Many people, no matter how deeply they care about their beliefs, do badly at putting them across to others. In fact it can often be harder to write well about things you feel strongly about. The key is to be aware of the traps you can fall into, and avoid them.
- Firstly, be honest! It doesn't matter how eloquent and persuasive your essay is; if it contains claims that readers can check, and those claims turn out to be false, your credibility is gone and nobody's going to believe you. Stick to factual arguments. It's fine to say that abortion is denying a potential human being the right to life; it's not fine to say that abortion causes breast cancer, because it just isn't true.
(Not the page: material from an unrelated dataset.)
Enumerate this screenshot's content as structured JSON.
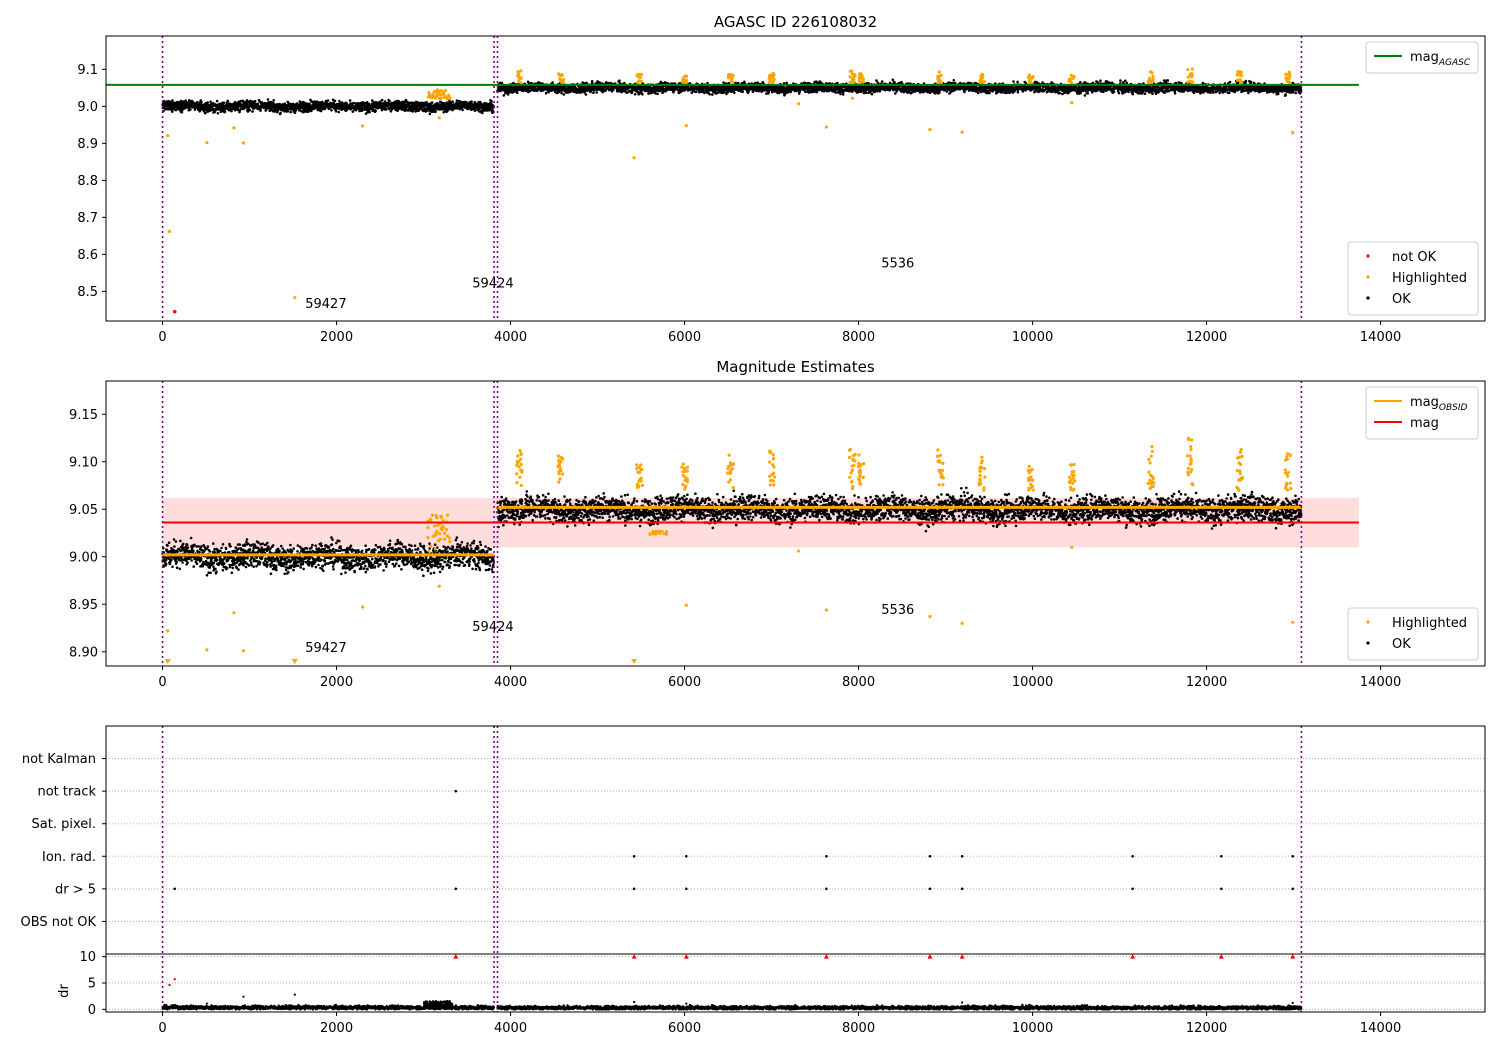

- Don't misrepresent the other side's beliefs. If you believe in access to abortion don't focus on crazy statements like the US politician who talked about "legitimate rape," because that's not representative. Instead, talk about the real issues caused by pregnancies as a result of rape and incest. If you oppose abortion don't accuse your opponents of wanting to kill babies. They don't; nobody wants abortions to happen, but some people believe that sometimes it's the best of a number of bad options.
- Try not to use emotive words. If you're trying to persuade people that abortion is wrong and you say that supporting it is like supporting murder, you'll just make them defensive. Similarly, it's possible to argue for women's reproductive rights without accusing your opponents of being like the Taliban or treating women as men's possessions. Laying out strong arguments calmly and dispassionately is persuasive; emotion is not, because it just looks like you're riding a hobby horse.
Don't forget who you're writing for. If you're trying to motivate people who agree with you it's possible to add a touch of emotion to your essay and make it work for you, but if you're trying to persuade the other side you need to look at your work from their point of view. Make the effort to get inside their head and think about what would persuade you if you were in their position. Remember, it's not yourself you're trying to convince!